There is some fine support acting, notably from Peter Stormare as the head of Hitler's thugs, the SA, and Liev Schreiber as Ernst Hanfstaengl, industrialist and Nazi link to Germany's sympathetic upper-class.
Carlyle is excellent in the title role, resisting the perils of playing a man both horribly familiar and always open to parody. Physically, he is rigid with anger, his speech a shower of phlegm and food, his eyes large and black. However, he is allowed to reveal nothing of Hitler's reported personal charm and the drama is utterly resistant to any notion of humanising him.
This is a CBS-funded film and is neutered by sensitivities.

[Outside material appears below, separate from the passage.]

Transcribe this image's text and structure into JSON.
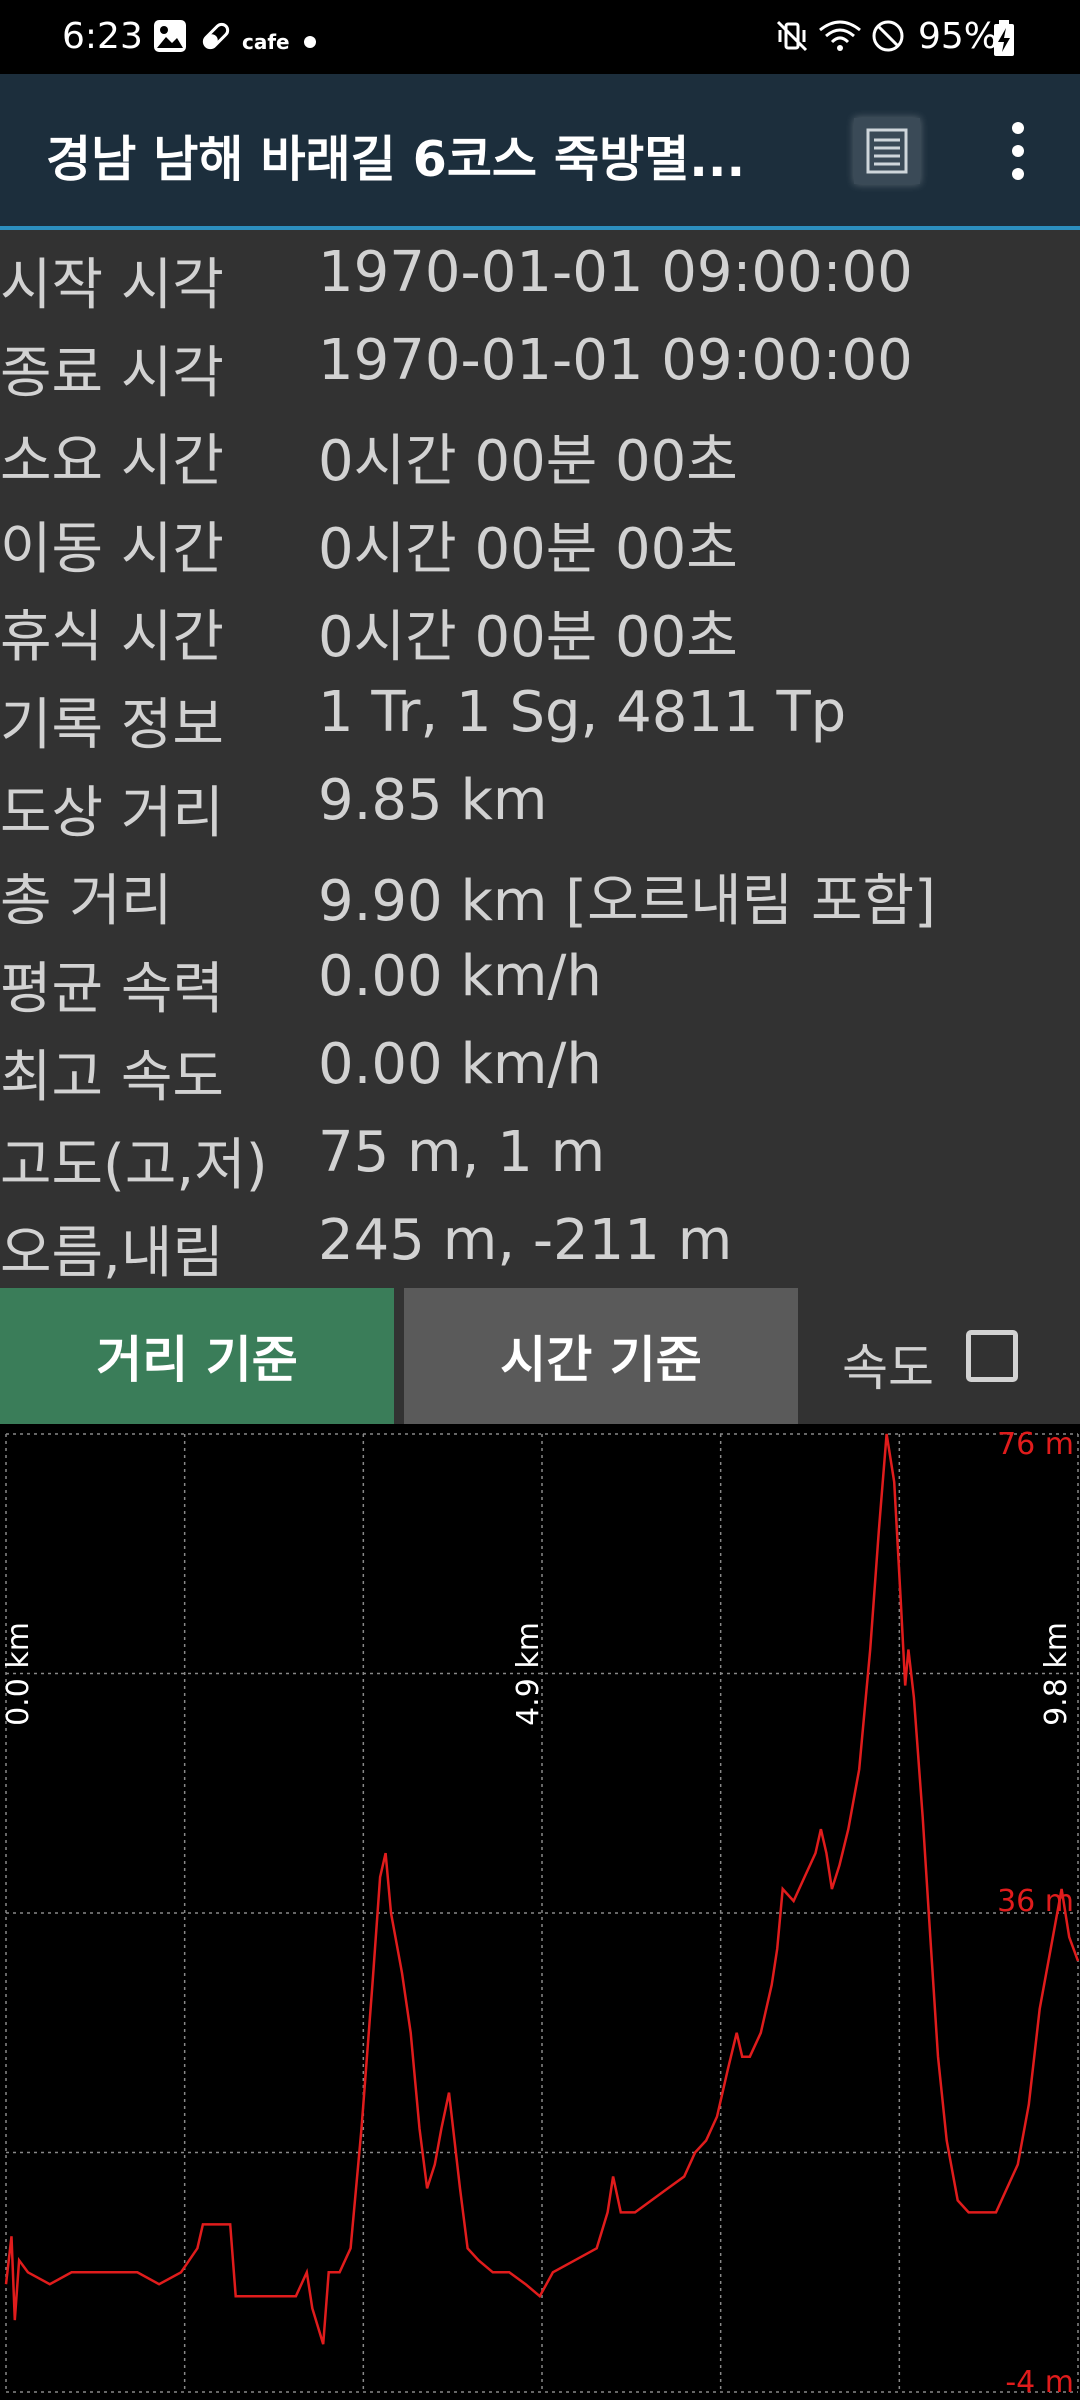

The rush through to adulthood perhaps suggests a nervousness about filling in the crevices of his character, in case this could be equated with sympathy rather than the need to understand.
For example, we were asked to believe that Hitler's anti-Semitism was, in part, picked up from the passing remarks of a fellow vagrant during his time in Vienna.
The Rise of Evil lacks nerve and finds refuge in superficiality. Hitler's soul may have been black, but here we are given little sense of the darkening shades.